We also found a higher risk of technique failure in the percutaneous group due to catheter malfunction, mainly due to blood clots. This could be related to variations in catheter positioning when a blind technique is used and the formation of blood clots, which are resistant to alteplase catheter infusion. This finding is consistent with the current literature, prior studies have suggested that laparoscopic insertion offers better catheter placement and reduces the risk of post-insertion complications (8). Moreover, the relative risk of three-month complications was higher in the percutaneous group. These complications may include catheter malfunction, leaks, hernia, or mechanical issues, consistent with previous reports suggesting that laparoscopic placement provides superior visualization and allows for adjunctive procedures such as omentopexy to prevent complications. However, it is worth mentioning that the rate of the three-cuff PD catheter migration was 0 % and the rate of peritonitis in the first three months post-insertion was also 0%, this might be explained by the three-cuff PD catheter design, where only the small coiled functional segment of the catheter is present in the peritoneal cavity, which makes catheter migration impossible. Furthermore, the relatively long subcutaneous segment of the three-cuff catheter with the third cuff between the distal cuff and the exit site cuff may have contributed to the low rate of peritonitis in the first three months post- insertion. This observation underscores the potential benefits of laparoscopic approaches in patients who are at higher risk of technical challenges or early catheter- related issues. Interestingly, BMI was comparable between the two groups, indicating that differences in selection and outcomes were not influenced by body habits. This suggests that other factors such as catheter insertion technique, catheter type and design, underlying comorbidities, or perioperative management, may play a more prominent role in determining clinical success and complications rate.

As noted in prior reports and emphasized by the 2019 Japanese Society of Dialysis Therapy Guidelines, variation in technique outcomes may be influenced by operator experience and patient selection, further complicating direct comparisons in non-randomized studies.

Strengths and limitations:

The strengths of this study include a well-defined patient cohort and a direct comparison between two widely used PD catheter insertion techniques.

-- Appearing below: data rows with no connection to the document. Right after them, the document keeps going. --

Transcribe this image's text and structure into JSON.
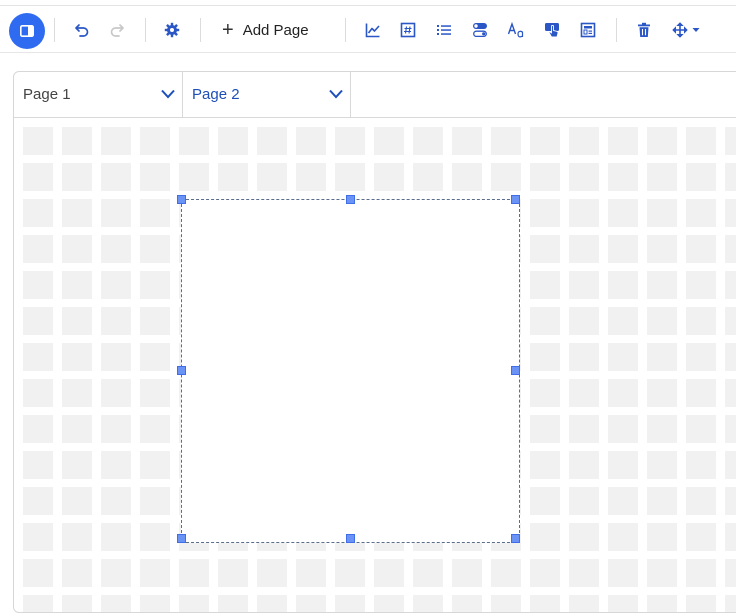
{
  "toolbar": {
    "panel_toggle_icon": "panel-icon",
    "undo_icon": "undo-icon",
    "redo_icon": "redo-icon",
    "settings_icon": "gear-icon",
    "add_page_label": "Add Page",
    "tools": [
      "line-chart-icon",
      "number-widget-icon",
      "list-icon",
      "toggle-icon",
      "text-icon",
      "touch-icon",
      "layout-icon"
    ],
    "delete_icon": "trash-icon",
    "move_icon": "move-icon",
    "accent_color": "#2f6bf0"
  },
  "tabs": [
    {
      "label": "Page 1",
      "active": false
    },
    {
      "label": "Page 2",
      "active": true
    }
  ],
  "canvas": {
    "grid_color": "#f1f1f1",
    "selection_handle_color": "#6a93f5"
  }
}
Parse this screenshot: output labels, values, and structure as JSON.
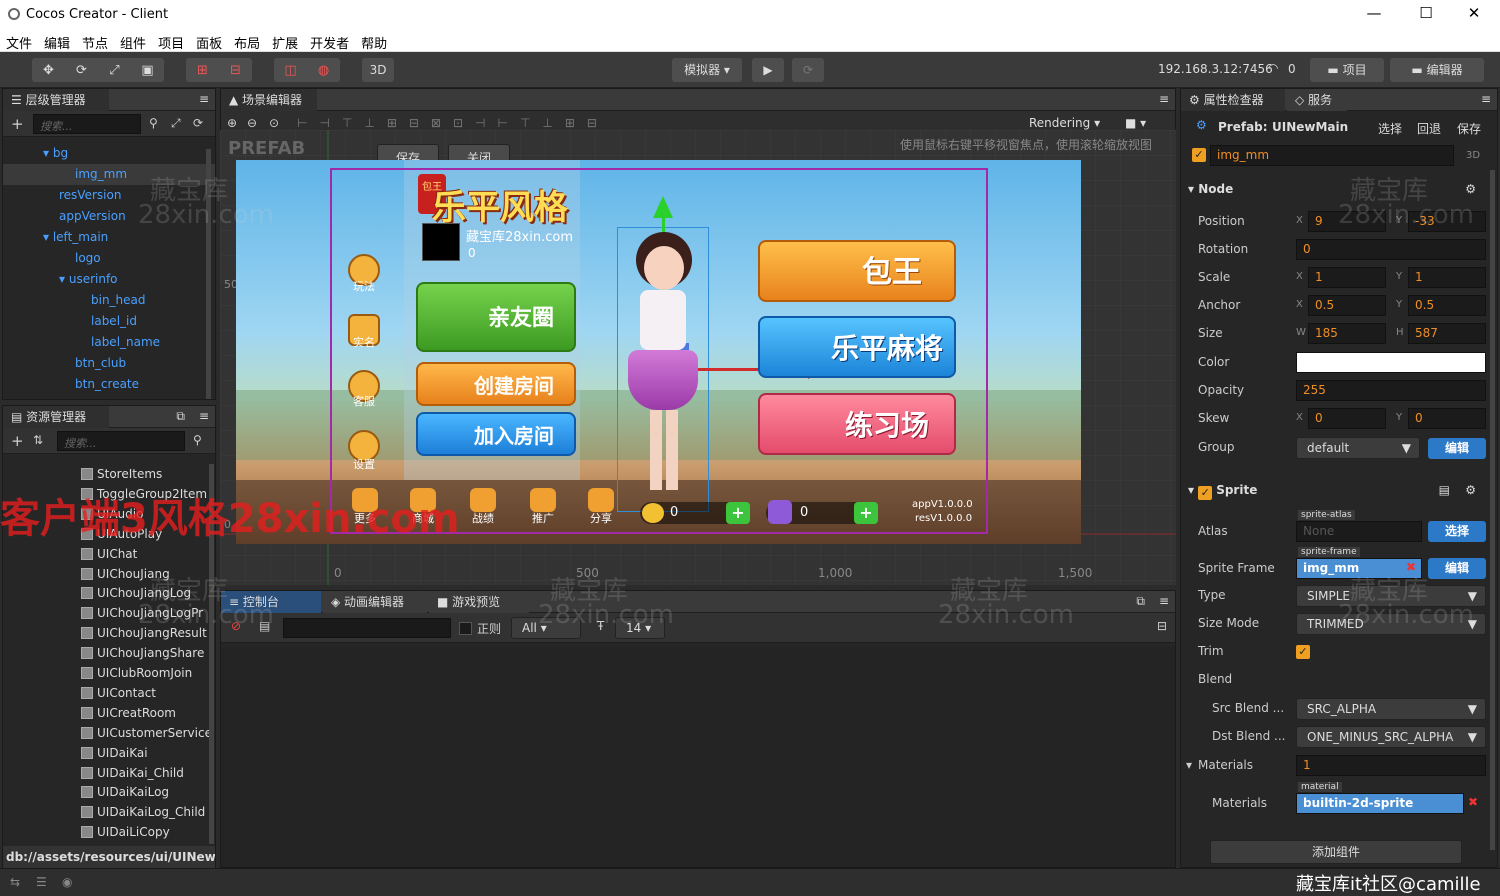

However, the study was limited to its cross-sectional design, which precludes establishing causality. Additionally, the unique distribution of comorbidities, such as CHF, between the groups may have contributed to outcome differences. Future prospective randomized studies are warranted to validate our findings and explore strategies to optimize outcomes for patients undergoing PD catheter insertion.

This cross-sectional study highlights a higher prevalence of CHF, greater risk of technique failure, and increased complications at three months in the percutaneous PD catheter group compared to the laparoscopic group. However, the rate of catheter migration and peritonitis was 0% with the use of a three-cuff PD catheter. These findings emphasize the importance of careful patient selection and consideration of insertion techniques and PD catheter types, particularly in patients with significant comorbidities. The availability of both methods and the use of the novel three-cuff PD catheter can help increase the number of patients who may benefit from peritoneal dialysis with the minimum possible complications post-insertion, particularly catheter migration and peritonitis, regardless of which surgical method is used.